LEADING independence campaigner Pat Kane has called the idea of Scotland seeking non-nuclear status within Nato "not a principled or honourable position".

But the musician and writer, a member of the advisory board of Yes Scotland and a former SNP member, claims the pro-independence camp would survive the shift in policy proposed by SNP defence spokesman Angus Robertson because everything would be up for grabs in an independence election two years after the referendum.

Mr Kane's comments come as the organisers of Saturday's SNP CND conference in Glasgow revealed the event has generated so much interest that similar events are now planned across the country ahead of the party's national conference in October.
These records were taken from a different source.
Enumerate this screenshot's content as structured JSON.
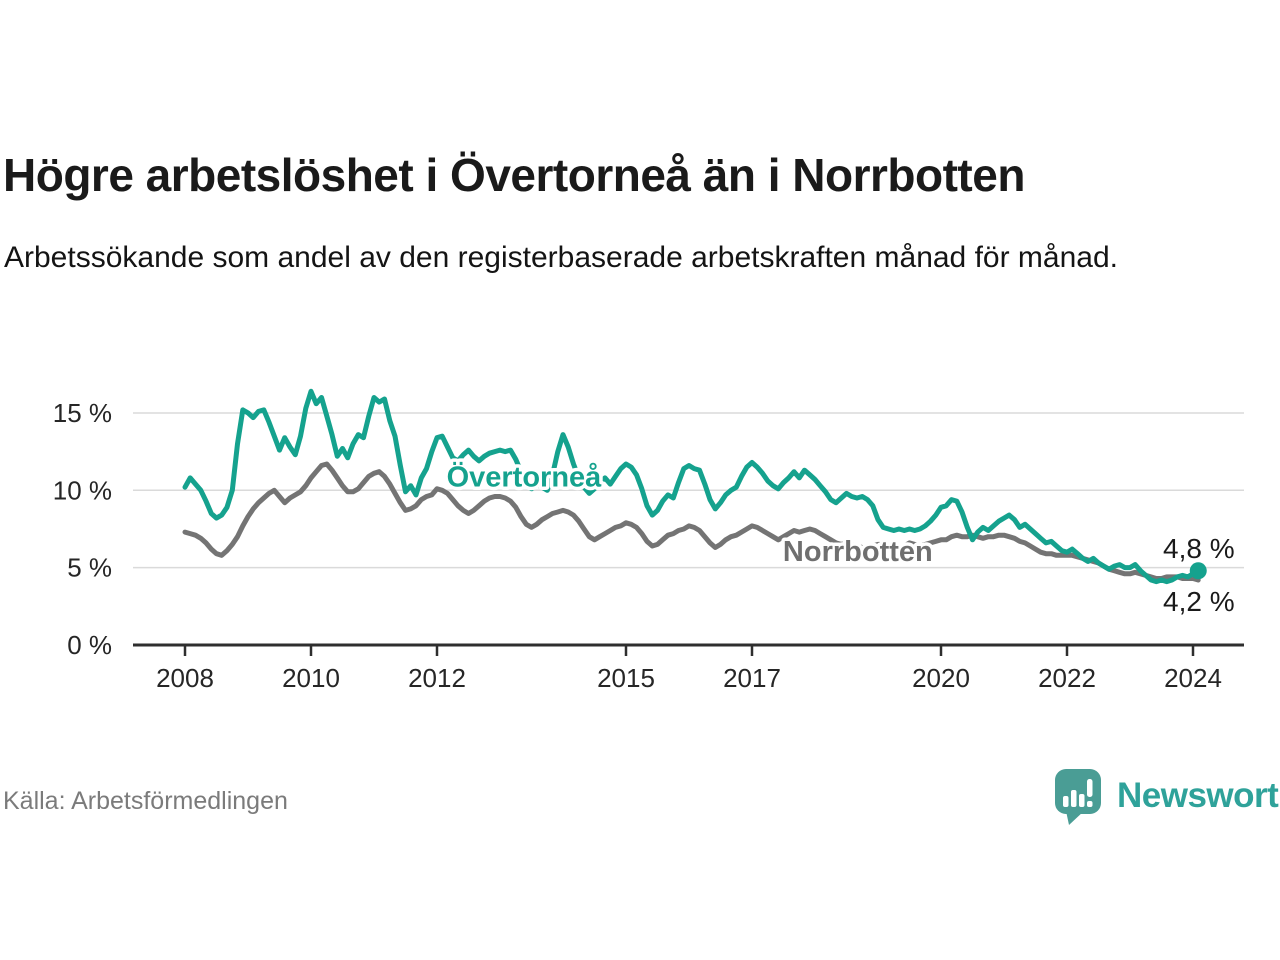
{
  "header": {
    "title": "Högre arbetslöshet i Övertorneå än i Norrbotten",
    "subtitle": "Arbetssökande som andel av den registerbaserade arbetskraften månad för månad."
  },
  "footer": {
    "source": "Källa: Arbetsförmedlingen",
    "brand": "Newsworthy"
  },
  "colors": {
    "accent_teal": "#15a28e",
    "series_gray": "#747474",
    "axis": "#2e2e2e",
    "grid": "#dadada",
    "logo_teal": "#4a9d95",
    "wordmark_teal": "#2fa29a"
  },
  "chart_data": {
    "type": "line",
    "title": "Högre arbetslöshet i Övertorneå än i Norrbotten",
    "subtitle": "Arbetssökande som andel av den registerbaserade arbetskraften månad för månad.",
    "unit": "%",
    "grid": true,
    "legend_position": "inline-labels",
    "x_start_year": 2008,
    "points_per_year": 12,
    "xlim": [
      2007.2,
      2024.9
    ],
    "ylim": [
      0,
      17
    ],
    "x_tick_years": [
      "2008",
      "2010",
      "2012",
      "2015",
      "2017",
      "2020",
      "2022",
      "2024"
    ],
    "y_ticks": [
      {
        "value": 0,
        "label": "0 %"
      },
      {
        "value": 5,
        "label": "5 %"
      },
      {
        "value": 10,
        "label": "10 %"
      },
      {
        "value": 15,
        "label": "15 %"
      }
    ],
    "series": [
      {
        "name": "Övertorneå",
        "color": "#15a28e",
        "label_color": "#15a28e",
        "label_x": 2013.38,
        "label_y": 10.9,
        "end_label": "4,8 %",
        "end_dot": true,
        "values": [
          10.2,
          10.8,
          10.4,
          10.0,
          9.3,
          8.5,
          8.2,
          8.4,
          8.9,
          10.0,
          13.0,
          15.2,
          15.0,
          14.7,
          15.1,
          15.2,
          14.4,
          13.5,
          12.6,
          13.4,
          12.8,
          12.3,
          13.5,
          15.3,
          16.4,
          15.6,
          16.0,
          14.8,
          13.6,
          12.2,
          12.7,
          12.1,
          13.0,
          13.6,
          13.4,
          14.8,
          16.0,
          15.7,
          15.9,
          14.5,
          13.5,
          11.6,
          9.9,
          10.3,
          9.7,
          10.8,
          11.4,
          12.5,
          13.4,
          13.5,
          12.8,
          12.1,
          11.9,
          12.3,
          12.6,
          12.2,
          11.9,
          12.2,
          12.4,
          12.5,
          12.6,
          12.5,
          12.6,
          12.0,
          11.2,
          10.5,
          10.1,
          10.4,
          10.2,
          10.0,
          11.0,
          12.5,
          13.6,
          12.8,
          11.7,
          10.8,
          10.2,
          9.8,
          10.1,
          10.5,
          10.8,
          10.4,
          10.9,
          11.4,
          11.7,
          11.5,
          11.0,
          10.1,
          9.0,
          8.4,
          8.7,
          9.3,
          9.7,
          9.5,
          10.5,
          11.4,
          11.6,
          11.4,
          11.3,
          10.4,
          9.4,
          8.8,
          9.2,
          9.7,
          10.0,
          10.2,
          10.9,
          11.5,
          11.8,
          11.5,
          11.1,
          10.6,
          10.3,
          10.1,
          10.5,
          10.8,
          11.2,
          10.8,
          11.3,
          11.0,
          10.7,
          10.3,
          9.9,
          9.4,
          9.2,
          9.5,
          9.8,
          9.6,
          9.5,
          9.6,
          9.4,
          9.0,
          8.1,
          7.6,
          7.5,
          7.4,
          7.5,
          7.4,
          7.5,
          7.4,
          7.5,
          7.7,
          8.0,
          8.4,
          8.9,
          9.0,
          9.4,
          9.3,
          8.6,
          7.6,
          6.8,
          7.3,
          7.6,
          7.4,
          7.7,
          8.0,
          8.2,
          8.4,
          8.1,
          7.6,
          7.8,
          7.5,
          7.2,
          6.9,
          6.6,
          6.7,
          6.4,
          6.1,
          6.0,
          6.2,
          5.9,
          5.6,
          5.4,
          5.6,
          5.3,
          5.1,
          4.9,
          5.1,
          5.2,
          5.0,
          5.0,
          5.2,
          4.8,
          4.5,
          4.2,
          4.1,
          4.2,
          4.1,
          4.2,
          4.4,
          4.5,
          4.4,
          4.6,
          4.8
        ]
      },
      {
        "name": "Norrbotten",
        "color": "#747474",
        "label_color": "#6f6f6f",
        "label_x": 2018.68,
        "label_y": 6.08,
        "end_label": "4,2 %",
        "end_dot": false,
        "values": [
          7.3,
          7.2,
          7.1,
          6.9,
          6.6,
          6.2,
          5.9,
          5.8,
          6.1,
          6.5,
          7.0,
          7.7,
          8.3,
          8.8,
          9.2,
          9.5,
          9.8,
          10.0,
          9.6,
          9.2,
          9.5,
          9.7,
          9.9,
          10.3,
          10.8,
          11.2,
          11.6,
          11.7,
          11.3,
          10.8,
          10.3,
          9.9,
          9.9,
          10.1,
          10.5,
          10.9,
          11.1,
          11.2,
          10.9,
          10.4,
          9.8,
          9.2,
          8.7,
          8.8,
          9.0,
          9.4,
          9.6,
          9.7,
          10.1,
          10.0,
          9.8,
          9.4,
          9.0,
          8.7,
          8.5,
          8.7,
          9.0,
          9.3,
          9.5,
          9.6,
          9.6,
          9.5,
          9.3,
          8.9,
          8.3,
          7.8,
          7.6,
          7.8,
          8.1,
          8.3,
          8.5,
          8.6,
          8.7,
          8.6,
          8.4,
          8.0,
          7.5,
          7.0,
          6.8,
          7.0,
          7.2,
          7.4,
          7.6,
          7.7,
          7.9,
          7.8,
          7.6,
          7.2,
          6.7,
          6.4,
          6.5,
          6.8,
          7.1,
          7.2,
          7.4,
          7.5,
          7.7,
          7.6,
          7.4,
          7.0,
          6.6,
          6.3,
          6.5,
          6.8,
          7.0,
          7.1,
          7.3,
          7.5,
          7.7,
          7.6,
          7.4,
          7.2,
          7.0,
          6.8,
          7.0,
          7.2,
          7.4,
          7.3,
          7.4,
          7.5,
          7.4,
          7.2,
          7.0,
          6.8,
          6.6,
          6.5,
          6.6,
          6.5,
          6.4,
          6.3,
          6.3,
          6.4,
          6.5,
          6.5,
          6.4,
          6.3,
          6.3,
          6.4,
          6.6,
          6.5,
          6.4,
          6.5,
          6.6,
          6.7,
          6.8,
          6.8,
          7.0,
          7.1,
          7.0,
          7.0,
          7.1,
          7.0,
          6.9,
          7.0,
          7.0,
          7.1,
          7.1,
          7.0,
          6.9,
          6.7,
          6.6,
          6.4,
          6.2,
          6.0,
          5.9,
          5.9,
          5.8,
          5.8,
          5.8,
          5.8,
          5.7,
          5.6,
          5.5,
          5.4,
          5.3,
          5.1,
          4.9,
          4.8,
          4.7,
          4.6,
          4.6,
          4.7,
          4.6,
          4.5,
          4.4,
          4.3,
          4.3,
          4.4,
          4.4,
          4.4,
          4.3,
          4.3,
          4.3,
          4.2
        ]
      }
    ]
  }
}
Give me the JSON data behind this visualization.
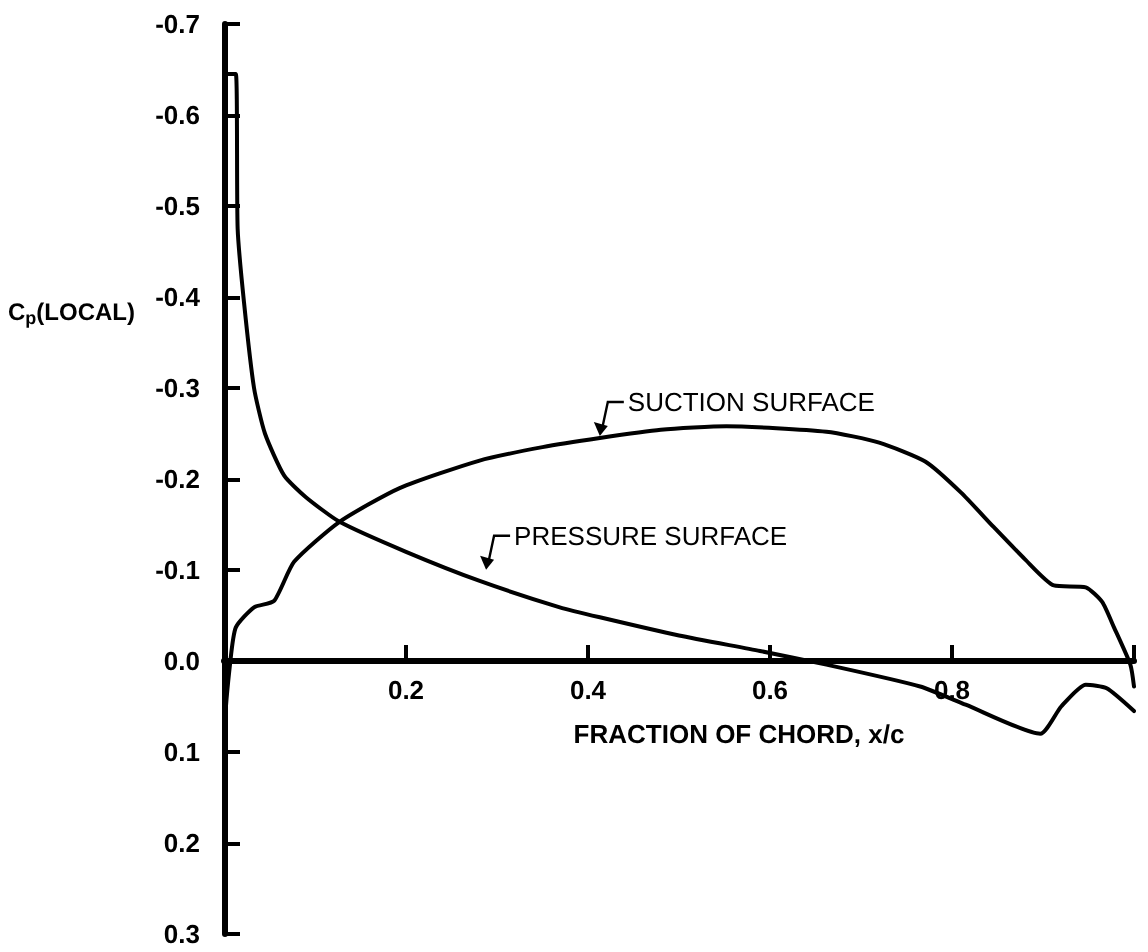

Bill Ramsay, SNP CND organiser, said Saturday's event was drawing great interest from ordinary party members, councillors and parliamentarians.

He added: "Unusually for a large mainstream party, the SNP still has in place a set of democratic structures which allows ordinary members a real say and a real voice.

"Probably because of this we are detecting a significant level of interest in the event due to take place on Saturday and we are already starting to think about organising similar events in other parts of the country to discuss what is not just a policy issue, but arguably an aspect of the party's very identity."

Mr Kane, former husband of Joan McAlpine MSP, an aide to Alex Salmond, was offering a personal view when he said: "I think there is a fundamental inconsistency between the SNP's identity as an anti-nuclear party, and membership of a military alliance which has, as one of its founding tenets, first-use of a nuclear deterrent.

"The argument from the SNP leadership is that Nato is a smorgasbord of options – you can decide not to participate in collective missions, you can refuse to have nuclear missiles on your soil, and still be regarded as a 'full' member. I don't think this is a principled or honourable position."

He said that a new nation which currently has nuclear weapons on its soil renouncing these weapons would offer "one chance to signal to the world our constructive, progressive, peace-oriented credentials".

But he added: "If SNP party members vote for Nato membership, I think it will surprise active supporters of independence outwith the party, but I don't think it will necessarily alienate them.

"The independence movement is big enough to accept that one element of it [the SNP] has a distinct policy platform, which will or won't become government policy after a post-independence Scottish general election in 2016."

Stressing that he was offering his own views, not those of Yes Scotland, he said: "I think the centre of gravity in Scottish policy is on the centre-left, so I'm looking forward to the arrival of Labour voters for independence, LibDem voters for independence, and other non-party-aligned organisations and individuals.

"Even within that range of supporters, we will have significant policy differences, and Nato membership may be one of them. But the idea that the proper horizon for life in Scotland should be an independent state is something that –if you're in the Yes campaign – you fundamentally agree on."

He added: "Despite the political misjudgment of the leadership over Nato membership, the removal of Trident still distinguishes the SNP from all the other mainstream Scottish parties, Greens and SSP excepted.

"But the independence movement is broader and deeper than the SNP. I urge SNP members to reject the Robertson motion, but I am watching from the outside, alongside others who share the party's essential principle of independence for Scotland."